Nous y avons développé ce que je décrirai comme l'activité
de conseil aux entreprises en développement durable.
Le
deuxième secteur d'activité du département développement
durable travaille sur les grandes problématiques de développement
en les articulant sur les exigences de durabilité issues du protocole de
Kyoto (eau et climat principalement). Pour donner deux exemples, nous avons travaillé
sur d'importants investissements industriels en Inde centrés sur des technologies
propres.

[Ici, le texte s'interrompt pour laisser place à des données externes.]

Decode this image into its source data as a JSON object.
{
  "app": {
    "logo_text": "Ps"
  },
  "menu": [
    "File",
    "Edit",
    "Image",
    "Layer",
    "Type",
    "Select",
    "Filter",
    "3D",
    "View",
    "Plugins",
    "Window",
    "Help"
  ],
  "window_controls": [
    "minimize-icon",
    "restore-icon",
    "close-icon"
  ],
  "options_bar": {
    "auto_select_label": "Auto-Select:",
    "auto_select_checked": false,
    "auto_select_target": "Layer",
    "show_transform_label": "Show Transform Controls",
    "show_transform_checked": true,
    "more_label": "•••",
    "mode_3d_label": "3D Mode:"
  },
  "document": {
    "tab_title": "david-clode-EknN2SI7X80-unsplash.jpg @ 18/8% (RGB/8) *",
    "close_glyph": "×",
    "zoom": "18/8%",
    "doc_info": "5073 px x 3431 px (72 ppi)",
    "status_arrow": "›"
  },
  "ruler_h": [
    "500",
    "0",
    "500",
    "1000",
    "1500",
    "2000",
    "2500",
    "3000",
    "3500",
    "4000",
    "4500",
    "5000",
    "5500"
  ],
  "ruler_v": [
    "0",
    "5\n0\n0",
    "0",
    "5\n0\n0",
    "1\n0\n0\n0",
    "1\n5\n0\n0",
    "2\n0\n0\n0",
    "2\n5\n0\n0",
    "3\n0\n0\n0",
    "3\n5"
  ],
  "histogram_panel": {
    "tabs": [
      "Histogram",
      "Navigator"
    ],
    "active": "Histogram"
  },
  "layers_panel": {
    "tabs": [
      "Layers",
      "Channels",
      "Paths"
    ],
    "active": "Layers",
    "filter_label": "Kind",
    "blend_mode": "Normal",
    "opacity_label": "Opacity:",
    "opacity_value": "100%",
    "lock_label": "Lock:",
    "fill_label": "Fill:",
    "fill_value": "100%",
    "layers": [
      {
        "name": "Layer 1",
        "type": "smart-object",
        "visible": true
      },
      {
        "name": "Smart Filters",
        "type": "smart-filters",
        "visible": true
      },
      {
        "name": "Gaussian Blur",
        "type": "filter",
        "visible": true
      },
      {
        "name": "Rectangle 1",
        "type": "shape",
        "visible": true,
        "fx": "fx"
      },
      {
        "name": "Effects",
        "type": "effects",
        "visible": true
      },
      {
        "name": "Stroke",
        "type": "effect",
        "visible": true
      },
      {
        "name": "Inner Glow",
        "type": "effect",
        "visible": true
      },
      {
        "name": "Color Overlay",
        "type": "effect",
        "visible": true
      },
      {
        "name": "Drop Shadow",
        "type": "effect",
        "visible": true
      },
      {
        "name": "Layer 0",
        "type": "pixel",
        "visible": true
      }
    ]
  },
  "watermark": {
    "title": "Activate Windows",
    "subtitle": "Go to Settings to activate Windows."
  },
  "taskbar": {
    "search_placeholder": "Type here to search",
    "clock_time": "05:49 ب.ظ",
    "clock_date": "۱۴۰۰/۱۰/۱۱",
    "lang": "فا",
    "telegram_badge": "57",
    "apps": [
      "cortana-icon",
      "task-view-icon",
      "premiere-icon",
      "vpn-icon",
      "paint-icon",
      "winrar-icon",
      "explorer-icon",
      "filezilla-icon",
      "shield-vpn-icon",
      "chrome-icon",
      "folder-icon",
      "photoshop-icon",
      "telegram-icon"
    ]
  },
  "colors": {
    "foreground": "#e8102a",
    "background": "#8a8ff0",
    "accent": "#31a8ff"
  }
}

Nous avons mené, par ailleurs, une étude sur l'accès
à l'eau de villes de Roumanie, étude commandée par le Ministère
Français des Affaires étrangères pour dégager des
perspectives possibles d'investissement solvable pour des entreprises françaises. Dans
ce domaine des grandes problématiques, nous travaillons régulièrement
pour la Commission Européenne, en amont de directives ou de programmes
d'aide.
Le troisième secteur d'activité de
ce département est celui du conseil aux entreprises en développement
durable : conseils en stratégie de développement durable (prioriser
les investissement en fonction des enjeux définis), mais aussi conseils
en stratégie produits (amélioration de l'impact environnemental
des produits et éco-conception).
L'intégration d'Ecobilan à
PwC signifie que nous faisons de la vérification, de la revue critique
de rapports comparatifs, du conseil aux entreprises en termes de bilan produit,
de benchmark, d'éco-conception, de communication environnementale. Nous
bénéficions du soutien transversal d'autres départements
du cabinet, en conseils informatiques, notamment, mais aussi en capacité
d'audit interne et en droit de l'environnement, grâce à notre association
avec le cabinet Landwell.
LERM
Quel type de service
et de conseils avez-vous apportés au LERM ?
Philippe
Osset
Avant notre travail avec le LERM, nous étions déjà
très concernés par la problématique du bâtiment. Avec
plus 40% de la consommation énergétique et plus de 25% des émissions
de gaz à effet de serre, ce secteur, devant l'industrie et les transports,
est un axe majeur du développement durable. Forts de notre expérience
pionnière en ce domaine, nous avons activement contribué à
l'élaboration de la norme NF P01-010 qui sert de cadre méthodologique
à la pratique de l'analyse du cycle de vie des produits de construction.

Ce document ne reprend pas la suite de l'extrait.